Undoubtedly, the aforementioned papers, such as [9], espouse a shared concept of employing the "copy and paste" technique for data augmentation. These scholarly contributions were all published in the year 2021. In this epoch of copious publications, it is understandable that researchers may find themselves submerged in a deluge of numerous papers, particularly following a two-year interval. Nonetheless, it is incumbent upon the authors to address any raised concerns and explicate the nuances that differentiate these works.

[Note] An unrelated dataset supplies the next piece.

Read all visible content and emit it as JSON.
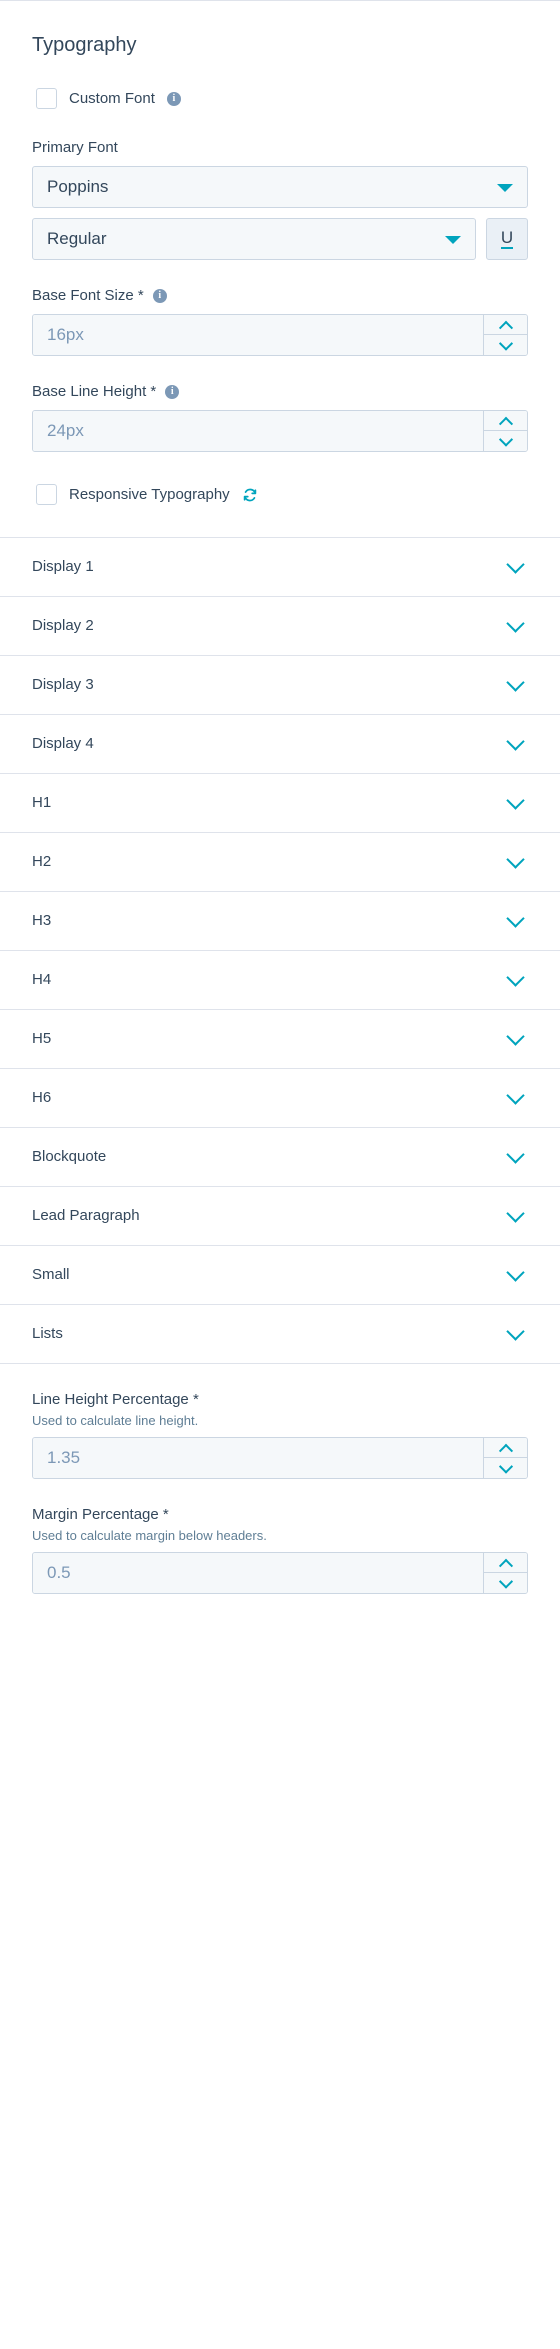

Concretely, DACS put forth a unidirectional copy-and-paste strategy, specifically from labeled data to unlabeled data (Labeled -> Unlabeled). In contrast, DSP introduced a bidirectional copy-and-paste strategy that encompasses two discrete processes: copying from labeled to unlabeled data, and reciprocally, from unlabeled to labeled data (both Labeled -> Unlabeled and Unlabeled -> Labeled). DSP also incorporates two distinct strategies, namely hard paste and soft paste. To furnish a comprehensive evaluation of your method and to appropriately situate your paper within the existing literature, it is advisable to report the performance gain achieved in relation to the DACS baseline. Furthermore, it is imperative to elucidate the divergence between your approach and DSP, while also presenting the performance gains attained when employing the dual-hard paste strategy, particularly for the purposes of a thorough comparison.

Thank you. We will consider your suggestion in our extension.